Tasting notes on the wines we drank are below. There are no scores, but I have a new memory of perfection to chase.

Pouilly Fuissé Tri des 25 Ans, Guffens-Heynen 2005

The nose has softened here, revealing orange oil, dried fruit and caramelised nuts. The palate has brilliant energy, with acid still propping up a generous, broad fruit core. This is generous and oily, with succulent fruit, roasted nuts and cream all powerful and balanced. This is at its apex now, there is no need to wait. Waves of toasted spices and roasted chestnuts linger on the finish.

Pouilly Fuissé Trente-Cinquième Vendange, Guffens-Heynen 2014

Next to the 2005 this 2014 is still a baby. The vintage has always been steely at Domaine Guffens-Heynen, and this top cuvée remains so despite the other wines in this vintage now reaching an excellent maturity. Full of potential, the nose has a struck match and fresh lime note together with passion flower and a little baking spice. The palate is tight, with an almost phenolic grip that gives it a lip-smacking freshness. Tightly coiled citrus fruit sits at the core, focused but really intense. Despite the zesty precision in this wine, there is too a real textural richness and viscosity. Very fine and deceptively concentrated, this is a magnificent, young wine that I would love to taste again at 15-20 years old.

Hommage à Jacques Perrin, Beaucastel 2000

A wild and exciting wine, one that showcases why this wine is worth aging in bottle. Expansive and enticing on the nose, offering black truffle, wood smoke, brambles and old leather.

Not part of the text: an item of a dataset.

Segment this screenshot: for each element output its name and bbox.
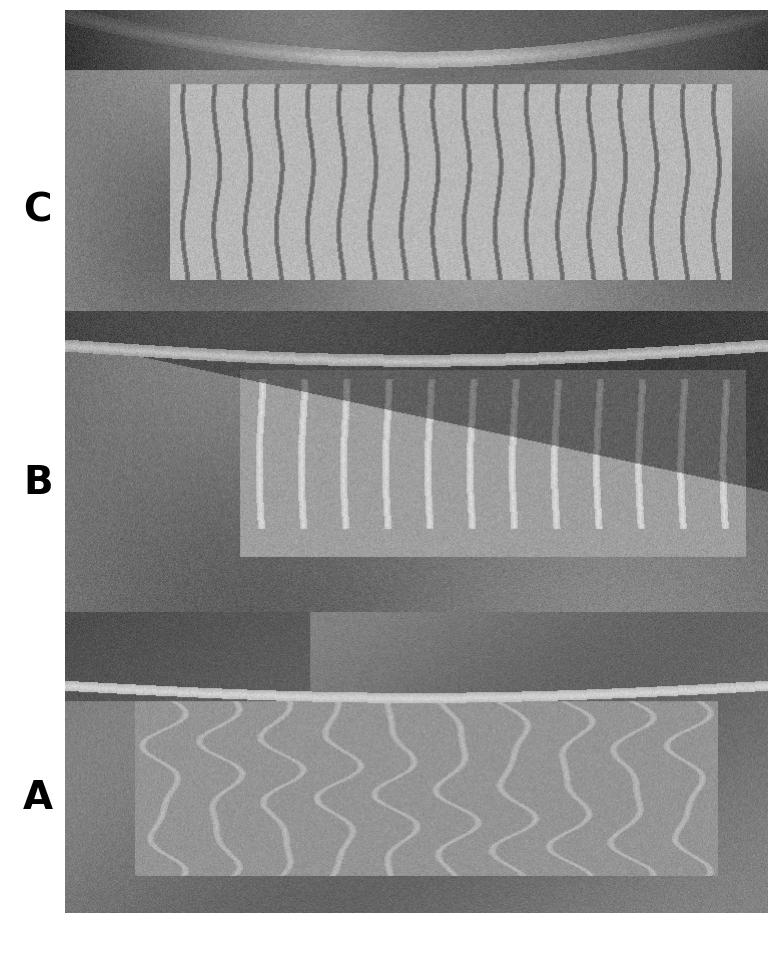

The palate is earthy and full-bodied, broad with sweet black fruit, pipe tobacco and all spice. A generous, giving wine perfectly suited to rich, autumnal food. A hedonistic bomb blending sweet and savoury beautifully. Drink it over the next decade.

Pétrus 1952

A rich garnet colour with a rich, bloody nose of iron, roasted nuts and dried strawberries. The palate is sweet and savoury, the dried fruit notes matching more smoky iron tones, layered by hints of marzipan, herbal oils and camphor. A complex and intriguing wine, at full maturity but still very much alive.

Pétrus 1959

Still such a deep colour, with a lustrous nose of fruit cake, amaro and steeped cherries. The distinct cinnamon and leather notes from nearly a decade ago are still present on the palate, which is spicy in character but cashmere smooth in texture. The hedonistic pleasure of this wine is still there in all its glory, intense and broad on the palate, but the definition and length on the finish is just, finally, starting to dwindle. Still a marvelous bottle, one that I consider myself lucky to have tried again.

Pétrus 1964

Very earthy, full or iron scents that are stronger than on the 1952. Deeply umami on the palate, with lots of muscle and grip. The fruit has somewhat fallen out of the wine at this age, instead showing full savoury character with some anchovy and wood smoke. Comfortably behind the 1959 and 1952.

Yquem 1949

A remarkable wine. Alluring reddish-gold in colour, the nose is immaculate and expansive, layering fresh marmalade, fig tart, saffron and baking spices. The palate is defined by acidity rather than sugar, a lithe, zesty mouthfeel brings waves of candied citrus peel, ginger cake and quince paste. The sweetness is a background note, just doing enough to keep everything in balance without any sense of cloying weight. Effortlessly long, the spicy, rich profile builds with air in the glass over 30 minutes or more. Outstanding.